In medicine, there are three core requirements for success: Diligence, Doing Right, and Ingenuity.
- Diligence is “the necessity of giving sufficient attention to detail to avoid error and prevail against obstacles. It is central to performance and fiendishly hard.”
- Doing Right is dealing with and puzzling “over how we know when we should keep fighting for a sick patient and when we should stop.”
- Ingenuity is “thinking anew. It is often misunderstood. It is not a matter of superior intelligence but of character. It demands more than anything a willingness to recognize failure, to not paper over the cracks, and to change. It arises from deliberate, even obsessive, reflection on failure and a constant searching for new solutions.”
Betterment is a perpetual labor. Dr Gawande gave some illustrations in the book regarding each of these three principles. For Diligence, he gave stories of the “efforts to ensure doctors and nurses simple wash their hands; one about the care of the wounded soldiers in Iraq and Afghanistan; and one about the Herculean effort to eradicate polio from the globe.” For Doing Right, he gave examples to address some uncomfortable questions about “how much should doctors get paid; what we owe patients when we make mistakes; and participation in executions of prisoners. For Ingenuity, he gave examples of people who have transformed everyday medicine by improving “the way babies are delivered; the way an incurable disease like cystic fibrosis is fought; and exam how much more of us can do the same.”
Those people who can successfully attempt and accomplish these three principles, Dr Gawande calls them the “Positive Deviant.” Here he gave 5 suggestions on how to become one:
- Ask an unscripted question – our job is to talk to strangers, why not learn something about them?

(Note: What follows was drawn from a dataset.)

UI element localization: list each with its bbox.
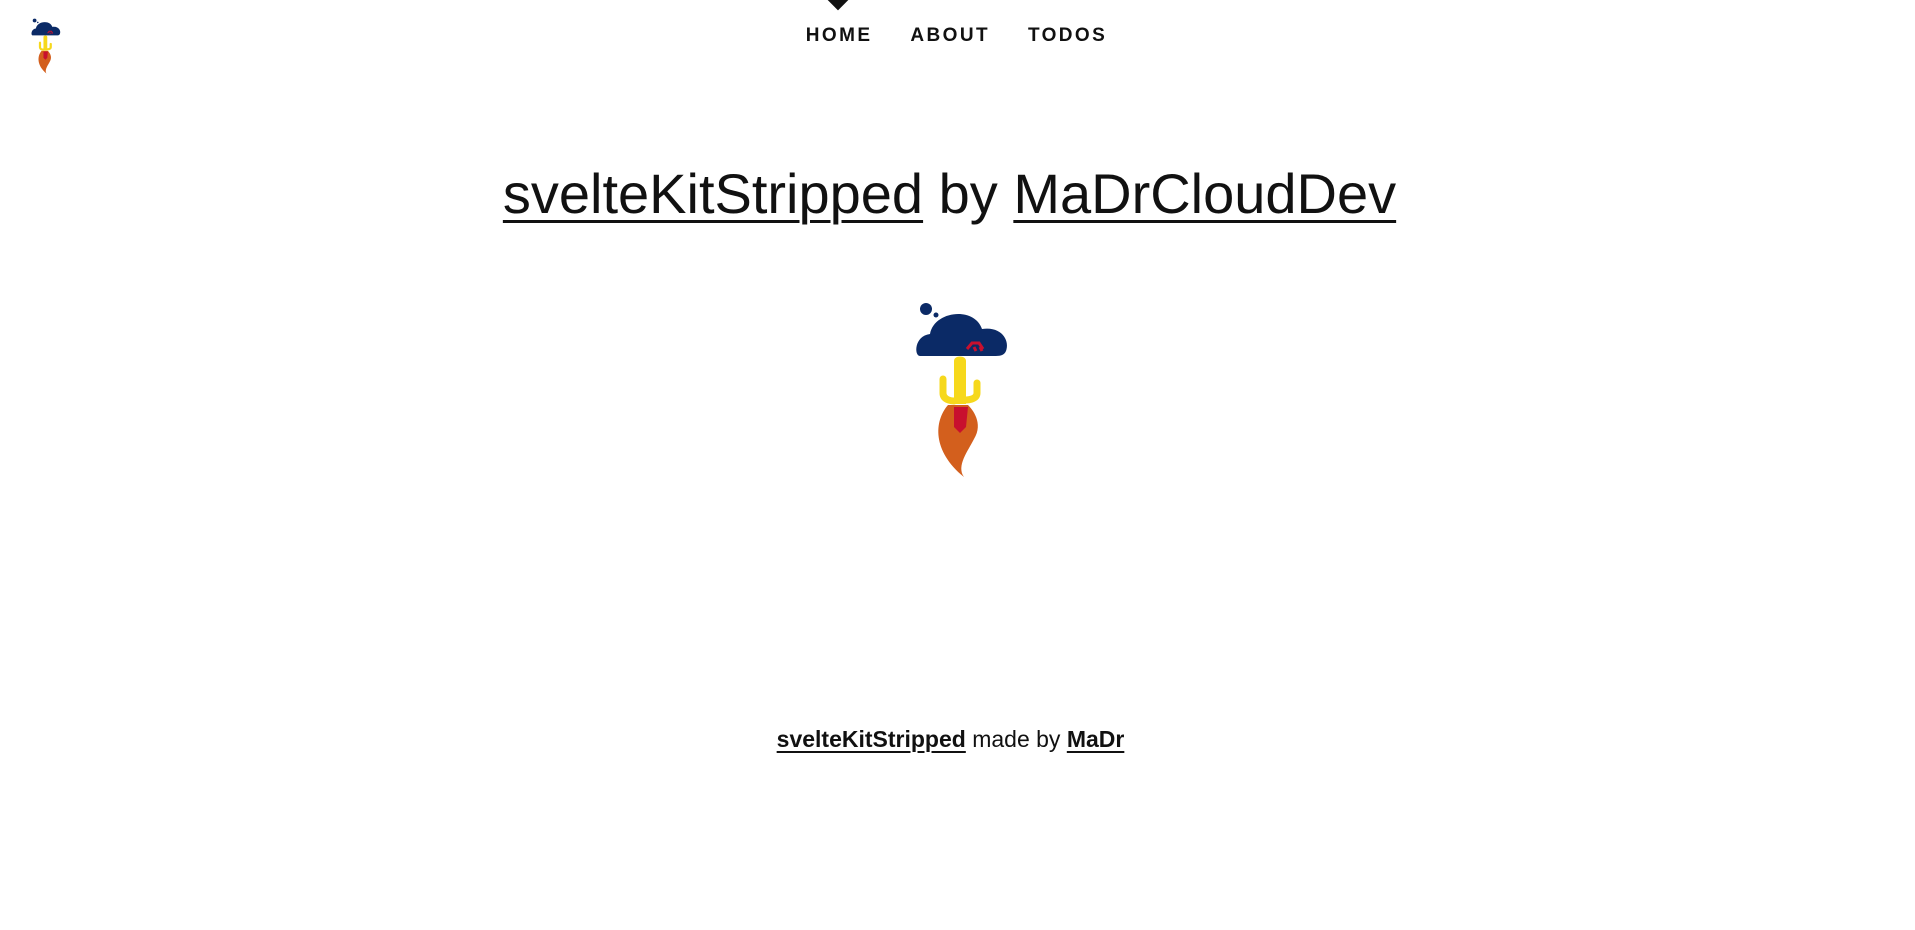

- Don’t complaint – “nothing in medicine is more dispiriting than hearing doctors complain. Medicine is a trying profession, but less because of the difficulties of disease than because of the difficulty of having to work with other human beigns under circumstances only partly in one’s control. Ours is a team sport, but with 2 key differences from the kinds with lighted scoreboards: the stakes are people’s lives and we have no coaches. Doctors are expected to coach themselves. We have no one but ourselves to lift us through the struggles. But, we are not good at it. Wherever doctors gather, the natural pull of conversational gravity is toward the litany of woes all around us. But, resist it. It’s boring, it doesn’t solve anything and it will get you down.”

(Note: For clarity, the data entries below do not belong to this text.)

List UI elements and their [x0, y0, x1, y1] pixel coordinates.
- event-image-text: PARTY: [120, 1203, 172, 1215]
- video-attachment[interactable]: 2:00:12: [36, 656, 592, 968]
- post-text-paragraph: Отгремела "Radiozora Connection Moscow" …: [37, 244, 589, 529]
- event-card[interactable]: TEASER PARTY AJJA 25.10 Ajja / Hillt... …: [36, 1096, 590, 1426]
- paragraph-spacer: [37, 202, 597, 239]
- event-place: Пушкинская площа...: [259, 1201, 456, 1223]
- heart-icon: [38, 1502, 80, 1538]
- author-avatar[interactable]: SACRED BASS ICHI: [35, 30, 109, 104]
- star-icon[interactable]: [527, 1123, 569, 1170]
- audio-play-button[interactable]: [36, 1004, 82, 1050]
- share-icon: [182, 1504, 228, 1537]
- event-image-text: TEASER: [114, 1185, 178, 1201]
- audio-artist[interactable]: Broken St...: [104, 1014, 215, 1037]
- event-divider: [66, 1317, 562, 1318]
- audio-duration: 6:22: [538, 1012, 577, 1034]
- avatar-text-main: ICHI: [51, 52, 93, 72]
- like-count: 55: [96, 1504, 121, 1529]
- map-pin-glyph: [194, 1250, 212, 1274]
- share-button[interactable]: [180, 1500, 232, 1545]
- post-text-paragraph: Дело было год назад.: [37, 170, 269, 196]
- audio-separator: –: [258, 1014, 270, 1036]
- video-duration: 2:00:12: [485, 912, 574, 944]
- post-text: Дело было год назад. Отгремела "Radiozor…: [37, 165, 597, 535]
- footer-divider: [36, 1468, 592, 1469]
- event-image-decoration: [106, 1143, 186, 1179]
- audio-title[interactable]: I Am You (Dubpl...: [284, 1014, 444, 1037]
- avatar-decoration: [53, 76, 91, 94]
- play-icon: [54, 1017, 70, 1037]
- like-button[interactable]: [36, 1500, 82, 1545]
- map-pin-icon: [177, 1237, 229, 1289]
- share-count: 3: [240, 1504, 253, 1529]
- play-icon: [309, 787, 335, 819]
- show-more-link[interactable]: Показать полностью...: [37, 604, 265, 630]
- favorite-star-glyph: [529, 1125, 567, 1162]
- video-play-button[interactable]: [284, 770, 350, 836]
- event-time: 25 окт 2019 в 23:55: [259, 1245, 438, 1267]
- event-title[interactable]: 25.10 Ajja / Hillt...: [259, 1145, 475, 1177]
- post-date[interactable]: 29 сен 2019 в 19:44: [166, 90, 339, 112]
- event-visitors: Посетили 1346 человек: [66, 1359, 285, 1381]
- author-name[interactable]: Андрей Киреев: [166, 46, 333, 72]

- Count Something – do a study of your success and failures, count how often mistakes happen of certain sort that interests you.
- Write Something – put in words your experiences to add some small observation about your world. Don’t underestimate the effect of your contribution, however modest it may be.
- Change – people respond to new ideas in one of three ways, “A few become early adopters, most become late adopters, and some remain persistent skeptics who never stop resisting. Make yourselves early adopters and look for opportunity to change. Be willing to recognize the inadequacies in what you do and to seek out solutions. The choices a doctor makes are necessarily imperfect but they alter people’s lives. Because of that reality, it often seems safest to do what everyone else is doing. But a doctor must not let that happen.”
Once you become a physician, the question is not whether you have to accept the responsibility. By doing your job well, you have accepted responsibility. Then the question becomes, “having already accepted responsibility, how does one do such work well.”